I own a nonprofit and it’s insane to me how a nonprofit can give all that donated money to its employees instead of investing it back into building great products and services for the people who gave them the donations to begin with.
I stopped my donations to Mozilla and Gnome.
Mozilla because I don´t want my hard earned money going into the pocket of a CEO who is almost not caring about the products I donate for.
And Gnome, because of their lack of transparency about the Copyright law suite.
All company CEOs are paid huge sums, so how will you find a good CEO to operate this huge organisation? Btw, Mozilla corporation and foundation are separate entities, so your donations do not go to the pocket of their CEO.
I do think that ads aren’t going away on the internet any time soon, so if Mozilla can make a better paradigm for them it would be good. At the same time, I am worried that this will hurt user privacy.
I think that ultimately, this is the outcome of the cutthroat internet business. Mozilla inc seems to be desperate to not be making massive losses (hence the litany of new products) [not to absolve them of responsibility if this new venture is harmful]. But in the current state of the internet and browser business, it seems that only amoral strategies have a chance at succeeding. I hope Mozilla doesn’t sacrifice their values in the search of profits.
There are plenty of CEOs or talented people who can lead companies that don’t need a multi-million dollar salary. I’d bet even if they started looking at the people already working for Mozilla, somebody is capable and willing.
Last time I checked, Mozilla Corporation is the parent company of Mozilla Foundation. It’s very naive to think that nonprofits and their parent corporations don’t co-mingle or borrow funding from one another. I’m not sure where you live, but living in such a capitalistic country like US, I see companies do this all the time. So yeah, the donations made to Mozilla do go to their CEOs in some way or another.
This gets said a lot, but the development budget alone is ~220 million dollars a year and that excludes all non-development related costs of running a medium-large organization which does a lot more than just develop Firefox. The search partnership brings in >400 million a year. (details)
I doubt donations could realistically even cover 10% of the development cost on a good year, And that is just the cost of development, none of the other associated costs of running a medium-large tech organization which does a lot more than just develop Firefox.
As a point of comparison, Signal–a much smaller project–has ~50 million in annual expenses (roughly 12% of Mozilla’s expenses) and a staff of 50 (so only about 7% the size of Mozilla).
I don´t want my hard earned money going into the pocket of a CEO
Just to be clear, your money can’t go into the pocket of the CEO, because you can’t donate to Mozilla Corp (this also means you can’t make donations to directly fund Firefox). Mozilla corporation is self-sustaining, and revenue positive, and because of its structure, any profit must be reinvested unlike with typical for profit companies.

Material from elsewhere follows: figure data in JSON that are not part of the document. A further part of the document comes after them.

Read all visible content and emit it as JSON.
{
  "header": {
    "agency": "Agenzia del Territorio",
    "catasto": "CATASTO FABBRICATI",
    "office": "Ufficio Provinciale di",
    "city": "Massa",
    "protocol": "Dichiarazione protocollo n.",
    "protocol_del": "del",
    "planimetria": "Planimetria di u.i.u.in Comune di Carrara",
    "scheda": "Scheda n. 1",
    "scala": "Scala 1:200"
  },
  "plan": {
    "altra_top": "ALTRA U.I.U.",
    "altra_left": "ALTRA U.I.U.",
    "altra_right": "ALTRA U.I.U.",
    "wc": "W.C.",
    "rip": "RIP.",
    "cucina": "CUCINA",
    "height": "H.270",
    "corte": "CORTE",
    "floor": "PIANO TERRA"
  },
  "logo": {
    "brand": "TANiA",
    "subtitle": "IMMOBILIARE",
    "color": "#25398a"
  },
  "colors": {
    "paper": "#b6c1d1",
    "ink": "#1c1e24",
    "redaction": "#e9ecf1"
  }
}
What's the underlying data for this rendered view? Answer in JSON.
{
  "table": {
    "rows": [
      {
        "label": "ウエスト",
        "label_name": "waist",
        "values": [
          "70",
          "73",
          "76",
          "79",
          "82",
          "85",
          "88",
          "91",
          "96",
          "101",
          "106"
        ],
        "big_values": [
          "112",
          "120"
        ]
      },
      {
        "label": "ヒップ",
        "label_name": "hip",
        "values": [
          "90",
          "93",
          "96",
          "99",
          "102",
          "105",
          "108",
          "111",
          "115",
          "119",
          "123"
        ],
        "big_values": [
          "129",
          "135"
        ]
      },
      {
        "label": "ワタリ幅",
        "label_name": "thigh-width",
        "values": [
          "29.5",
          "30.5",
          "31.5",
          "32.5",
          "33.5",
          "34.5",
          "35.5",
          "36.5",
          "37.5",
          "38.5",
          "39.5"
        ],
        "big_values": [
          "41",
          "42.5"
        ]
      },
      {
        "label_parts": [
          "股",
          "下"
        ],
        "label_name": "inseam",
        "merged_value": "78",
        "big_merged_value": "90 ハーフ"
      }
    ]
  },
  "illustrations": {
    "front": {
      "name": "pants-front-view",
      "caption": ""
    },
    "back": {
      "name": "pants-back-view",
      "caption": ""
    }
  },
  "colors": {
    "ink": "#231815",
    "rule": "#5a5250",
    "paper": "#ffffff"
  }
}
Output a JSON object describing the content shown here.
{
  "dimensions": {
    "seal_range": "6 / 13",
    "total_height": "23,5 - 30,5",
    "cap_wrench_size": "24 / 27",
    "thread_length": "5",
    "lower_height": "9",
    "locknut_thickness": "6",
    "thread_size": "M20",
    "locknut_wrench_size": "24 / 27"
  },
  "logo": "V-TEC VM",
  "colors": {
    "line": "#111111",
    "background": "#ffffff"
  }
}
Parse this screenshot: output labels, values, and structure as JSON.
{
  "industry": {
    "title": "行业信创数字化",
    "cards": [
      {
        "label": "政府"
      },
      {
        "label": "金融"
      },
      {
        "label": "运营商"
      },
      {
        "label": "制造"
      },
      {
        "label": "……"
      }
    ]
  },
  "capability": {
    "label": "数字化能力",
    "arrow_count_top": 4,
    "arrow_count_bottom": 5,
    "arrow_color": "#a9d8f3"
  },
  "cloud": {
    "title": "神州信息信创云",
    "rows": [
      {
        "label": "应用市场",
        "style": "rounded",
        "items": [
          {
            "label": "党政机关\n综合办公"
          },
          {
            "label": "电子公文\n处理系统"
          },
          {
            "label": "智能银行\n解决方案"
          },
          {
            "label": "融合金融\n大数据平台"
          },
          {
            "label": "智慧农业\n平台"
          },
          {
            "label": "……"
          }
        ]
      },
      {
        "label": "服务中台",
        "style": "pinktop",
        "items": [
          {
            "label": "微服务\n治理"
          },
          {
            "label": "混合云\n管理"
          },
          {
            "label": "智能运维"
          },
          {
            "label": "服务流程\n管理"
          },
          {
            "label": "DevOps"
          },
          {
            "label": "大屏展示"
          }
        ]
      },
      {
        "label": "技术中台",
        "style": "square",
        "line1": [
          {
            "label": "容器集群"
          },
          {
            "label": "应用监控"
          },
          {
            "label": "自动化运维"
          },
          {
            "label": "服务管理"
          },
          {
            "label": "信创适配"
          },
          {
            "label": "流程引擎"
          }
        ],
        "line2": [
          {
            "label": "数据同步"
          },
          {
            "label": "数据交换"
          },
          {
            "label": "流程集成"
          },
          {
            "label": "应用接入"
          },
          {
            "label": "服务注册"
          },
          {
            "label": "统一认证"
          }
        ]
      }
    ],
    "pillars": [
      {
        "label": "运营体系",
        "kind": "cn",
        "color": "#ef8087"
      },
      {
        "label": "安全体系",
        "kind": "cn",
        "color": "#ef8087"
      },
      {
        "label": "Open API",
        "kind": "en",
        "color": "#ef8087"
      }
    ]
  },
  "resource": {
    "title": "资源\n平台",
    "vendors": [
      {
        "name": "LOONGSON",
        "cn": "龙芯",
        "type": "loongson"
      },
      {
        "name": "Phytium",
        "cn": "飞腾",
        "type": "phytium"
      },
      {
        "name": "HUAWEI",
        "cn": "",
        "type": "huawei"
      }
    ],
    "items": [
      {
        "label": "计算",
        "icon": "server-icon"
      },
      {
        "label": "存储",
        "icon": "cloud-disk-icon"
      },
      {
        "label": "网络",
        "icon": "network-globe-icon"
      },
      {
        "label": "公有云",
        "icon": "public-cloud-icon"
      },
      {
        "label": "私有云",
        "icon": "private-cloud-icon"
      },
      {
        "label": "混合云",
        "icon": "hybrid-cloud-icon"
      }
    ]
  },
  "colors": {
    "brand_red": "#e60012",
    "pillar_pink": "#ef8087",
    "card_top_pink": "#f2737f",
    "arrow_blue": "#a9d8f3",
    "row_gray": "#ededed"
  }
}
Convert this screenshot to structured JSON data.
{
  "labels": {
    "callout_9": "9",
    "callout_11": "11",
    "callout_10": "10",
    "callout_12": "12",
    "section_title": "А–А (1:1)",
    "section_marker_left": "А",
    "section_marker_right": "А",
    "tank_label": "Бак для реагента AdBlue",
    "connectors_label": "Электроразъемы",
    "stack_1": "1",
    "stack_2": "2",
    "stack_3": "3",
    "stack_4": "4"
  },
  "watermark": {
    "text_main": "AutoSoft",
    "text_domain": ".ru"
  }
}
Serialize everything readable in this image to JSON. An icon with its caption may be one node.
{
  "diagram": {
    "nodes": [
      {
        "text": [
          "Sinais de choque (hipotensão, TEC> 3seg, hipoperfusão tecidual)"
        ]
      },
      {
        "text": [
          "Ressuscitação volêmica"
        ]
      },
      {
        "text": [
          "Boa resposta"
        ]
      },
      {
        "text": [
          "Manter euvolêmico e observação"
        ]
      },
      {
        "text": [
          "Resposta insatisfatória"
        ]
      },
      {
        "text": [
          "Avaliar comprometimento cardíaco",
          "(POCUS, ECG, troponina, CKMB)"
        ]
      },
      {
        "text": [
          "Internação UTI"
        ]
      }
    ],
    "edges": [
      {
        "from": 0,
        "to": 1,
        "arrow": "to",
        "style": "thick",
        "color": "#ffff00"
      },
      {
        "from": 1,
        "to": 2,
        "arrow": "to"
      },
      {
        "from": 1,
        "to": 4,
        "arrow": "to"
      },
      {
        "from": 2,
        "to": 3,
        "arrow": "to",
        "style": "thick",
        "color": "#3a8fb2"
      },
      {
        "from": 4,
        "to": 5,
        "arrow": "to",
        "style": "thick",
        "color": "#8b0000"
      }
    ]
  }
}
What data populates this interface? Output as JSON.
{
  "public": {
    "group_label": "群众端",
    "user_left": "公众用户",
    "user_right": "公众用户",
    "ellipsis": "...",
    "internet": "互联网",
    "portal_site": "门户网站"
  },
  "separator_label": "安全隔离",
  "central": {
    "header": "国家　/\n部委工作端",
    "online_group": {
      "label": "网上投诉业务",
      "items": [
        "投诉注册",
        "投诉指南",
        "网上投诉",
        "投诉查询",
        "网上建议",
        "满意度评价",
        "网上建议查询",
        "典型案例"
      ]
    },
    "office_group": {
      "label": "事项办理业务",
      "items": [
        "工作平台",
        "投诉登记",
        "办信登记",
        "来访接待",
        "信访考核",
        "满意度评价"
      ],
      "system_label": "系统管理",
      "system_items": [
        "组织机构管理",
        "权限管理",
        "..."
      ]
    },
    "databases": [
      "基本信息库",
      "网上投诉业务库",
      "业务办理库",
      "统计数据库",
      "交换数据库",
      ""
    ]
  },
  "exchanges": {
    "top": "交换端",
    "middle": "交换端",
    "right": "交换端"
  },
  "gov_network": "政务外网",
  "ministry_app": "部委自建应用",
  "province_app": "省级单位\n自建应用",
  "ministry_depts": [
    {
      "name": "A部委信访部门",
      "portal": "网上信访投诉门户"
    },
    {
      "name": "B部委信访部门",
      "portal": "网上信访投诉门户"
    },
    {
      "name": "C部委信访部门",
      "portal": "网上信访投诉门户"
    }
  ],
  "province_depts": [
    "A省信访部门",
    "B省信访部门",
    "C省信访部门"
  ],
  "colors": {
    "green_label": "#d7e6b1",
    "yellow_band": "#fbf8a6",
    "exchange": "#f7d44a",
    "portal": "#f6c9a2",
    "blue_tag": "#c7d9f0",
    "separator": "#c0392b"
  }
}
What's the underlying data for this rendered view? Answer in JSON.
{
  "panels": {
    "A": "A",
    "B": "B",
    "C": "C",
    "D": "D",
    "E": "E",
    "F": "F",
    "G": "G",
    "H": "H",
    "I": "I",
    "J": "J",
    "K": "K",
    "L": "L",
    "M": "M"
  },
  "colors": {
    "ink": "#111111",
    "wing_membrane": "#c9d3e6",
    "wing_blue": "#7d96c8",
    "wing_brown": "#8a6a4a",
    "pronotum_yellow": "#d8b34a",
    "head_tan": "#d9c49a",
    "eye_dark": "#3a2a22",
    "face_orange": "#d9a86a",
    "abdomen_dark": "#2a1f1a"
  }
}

When you donate, you are donating to Mozilla foundation, and your money goes to funding their non-profit and charitable programs, advocacy and activism, research, scholarships, fellowships, and grants, and so forth. These are donations in the traditional charitable sense (donating to something you think makes society a little better), not a crowdfunding source for Firefox.
You’ve got that backwards. The corporation is fully owned by and subordinate to the non profit. From your link:
The Mozilla Corporation was established in August 2005 as a wholly owned taxable subsidiary that serves the non-profit, public benefit goals of its parent, the Mozilla Foundation, and the vast Mozilla community.
I don’t know. Of all projects, I think Firefox has a chance. Thunderbird gets in the range of 10 million a year in donations and it’s an email client. An email client many people haven’t even heard of. Most people have heard of Firefox.
Maybe not 200 million, but I think they could get 100 million in donations. I’d donate if it actually meant anything.